ここまで変えられていたなら、ゼッタイ無理だ!

 武術的に見てみれば、「技」っというものがまるで存在しない、いわゆるノッペラボーの「クーシャンクー・小」。または、「観空・小」の形です。


 同じくノッペラボーの、「セイシャン・セイサン」と呼ばれる、「十三歩」の形を彷彿させるものです。

 ただ、両者を比較検討してみると、ーシャンクー・観空の小の形は、型のクーシャンクーを、図的に改変・簡素化している形です。


 全く別の、心身思想で、改められた形なのです。

 それとは別に、「十三歩」の形は、伝承の過程で、ナニが、ナンだか分らん! っと言った塩梅で、心身思想の考慮など無しに、改変されたものです。


 ですから、クーシャンクー・小は、武術としての空手(の形)から、体育・体操化のための空手への変革・変更への、過度期にある形。

 すなわち、近代日本社会の中核。

 学校教育へ移入させるために、糸洲安恒・師とその周辺の空手家たちが、いかなる思いで、どこを・どう、変革させたのを知る上で非常に重要な形です。


 中国・原型と沖縄化、プロトタイプ。

かつ、終了形の四つ。

 下記のように中国・原型の形から、沖縄においてクーシャンクー(大)から、クーシャンクー・小。そして平安の初段から五段へと、その過程を知る四つの、形(とその集団)が、明確に形としても、口碑としても残っている形の流れなのです。

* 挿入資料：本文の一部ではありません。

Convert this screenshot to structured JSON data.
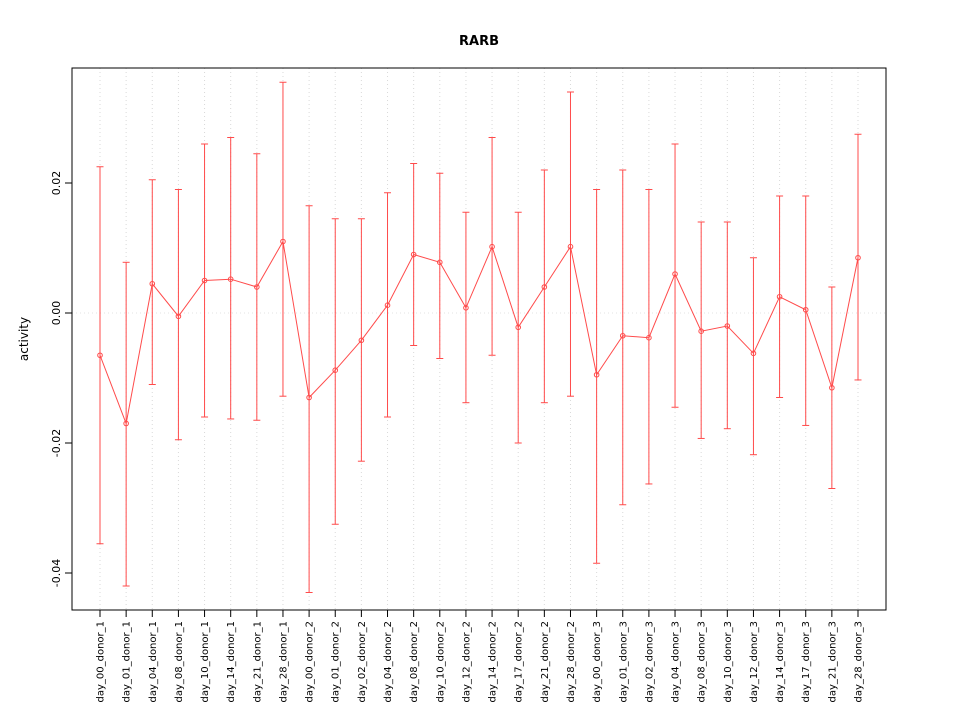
{
  "chart_data": {
    "type": "line",
    "title": "RARB",
    "xlabel": "",
    "ylabel": "activity",
    "ylim": [
      -0.046,
      0.038
    ],
    "yticks": [
      -0.04,
      -0.02,
      0.0,
      0.02
    ],
    "legend": "none",
    "grid": "dotted vertical line at each category; dotted horizontal line at y=0",
    "marker": "open-circle",
    "error_bars": true,
    "series_color": "#ff4b4b",
    "grid_color": "#d9d9d9",
    "axis_color": "#000000",
    "categories": [
      "day_00_donor_1",
      "day_01_donor_1",
      "day_04_donor_1",
      "day_08_donor_1",
      "day_10_donor_1",
      "day_14_donor_1",
      "day_21_donor_1",
      "day_28_donor_1",
      "day_00_donor_2",
      "day_01_donor_2",
      "day_02_donor_2",
      "day_04_donor_2",
      "day_08_donor_2",
      "day_10_donor_2",
      "day_12_donor_2",
      "day_14_donor_2",
      "day_17_donor_2",
      "day_21_donor_2",
      "day_28_donor_2",
      "day_00_donor_3",
      "day_01_donor_3",
      "day_02_donor_3",
      "day_04_donor_3",
      "day_08_donor_3",
      "day_10_donor_3",
      "day_12_donor_3",
      "day_14_donor_3",
      "day_17_donor_3",
      "day_21_donor_3",
      "day_28_donor_3"
    ],
    "means": [
      -0.0065,
      -0.017,
      0.0045,
      -0.0005,
      0.005,
      0.0052,
      0.004,
      0.011,
      -0.013,
      -0.0088,
      -0.0042,
      0.0012,
      0.009,
      0.0078,
      0.0008,
      0.0102,
      -0.0022,
      0.004,
      0.0102,
      -0.0095,
      -0.0035,
      -0.0038,
      0.006,
      -0.0028,
      -0.002,
      -0.0062,
      0.0025,
      0.0005,
      -0.0115,
      0.0085
    ],
    "upper": [
      0.0225,
      0.0078,
      0.0205,
      0.019,
      0.026,
      0.027,
      0.0245,
      0.0355,
      0.0165,
      0.0145,
      0.0145,
      0.0185,
      0.023,
      0.0215,
      0.0155,
      0.027,
      0.0155,
      0.022,
      0.034,
      0.019,
      0.022,
      0.019,
      0.026,
      0.014,
      0.014,
      0.0085,
      0.018,
      0.018,
      0.004,
      0.0275
    ],
    "lower": [
      -0.0355,
      -0.042,
      -0.011,
      -0.0195,
      -0.016,
      -0.0163,
      -0.0165,
      -0.0128,
      -0.043,
      -0.0325,
      -0.0228,
      -0.016,
      -0.005,
      -0.007,
      -0.0138,
      -0.0065,
      -0.02,
      -0.0138,
      -0.0128,
      -0.0385,
      -0.0295,
      -0.0263,
      -0.0145,
      -0.0193,
      -0.0178,
      -0.0218,
      -0.013,
      -0.0173,
      -0.027,
      -0.0103
    ]
  }
}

 余談ですが、原型の清朝満人八旗の軍人である公総管(クーシャンクー)が、移入した原型に近い、「四方クーシャンクー」。


 その左右の線、すなわち横移動を、琉球王国の身体思想・操作に改編した、前後への移動に変革した「クーシャンクー」。(これに下記の、「小」と対比させて、「大」を付ける流会派もあります)。

 それを、近代化に合わせて、改変・省略して行こうと試みた「クーシャンクー・小」。


 最後に、クーシャンク―(大)を分割・省略した、「平安初段―五段の形」。

 などとなります。

 っと・・・。

 如何にも、今は、分かったフリをして記していますが・・・。


 これって、今年になって、今までは、完全に無視というか、聞き流していた・・・。

 R・S四段の、「シハン、クーシャンクー・ショー(小)は・・・?!」っという提言を、昨年末の私への悪魔の囁きがあったために、いやいやながらも、真正面から取り上げなければ為らない立場に、追い込まれたに過ぎないのです。

 この辺りの事情は、以前のブログを参照にしてください。

クーシャンクー・観空の小の形


 糸洲安恒・師の空手の近代化への決意は、空手家、武術家、武道家のそれとは、全く別です。逆なのです。

 「如何にして、相手を瞬時に完全に、殺傷するか!?」っというのが、言ってみれば、武術としての思想です。

 でも、これでは余りにも、身も蓋も無い言い方なので・・・。

 「如何にして、相手を短時間で、行動不能にするか!?」 などと、やや水で薄めた言い回しなどを、私はしますが・・・。ブッシャケテ言ってしまえば、同じことです。


 でも、糸洲安恒・師と、その周辺の空手家たちは、如何にして、殺傷能力の高い業・技を取り除き安全に、かつ児童・生徒が遣り易い身体操作にするか!

 っが、ゼッタイ・必要条件だったのです。必須なのです。

 真逆なのです。


 でも、これって究極的には、「ラヂオ体操」になるんじゃない!?

 っとの、想いが沸いてきます。

 そうです!

 極論すれば、彼らが空手を次代に残そうとした時に試みたのは、空手を、ラヂオ体操化することだったのです。


 私は、このクーシャンクー(小)を解明して(習得はしていません!)、その変革のモノ凄さに、ホントウに唖然としてしまったのです。

 だって、これこそが、近代空手の心身思想の原型となった、考え方なのです。


 ここまで、心身思想が違い。ここまで、変革を試みていたのならば・・・。

 それを武術として再構築するのは、無理だ!

 っという、想い・・・。

 イヤ! ハッキリ言ってしまえば・・・。

 憤りに近い想いさえ、湧いてきたのです。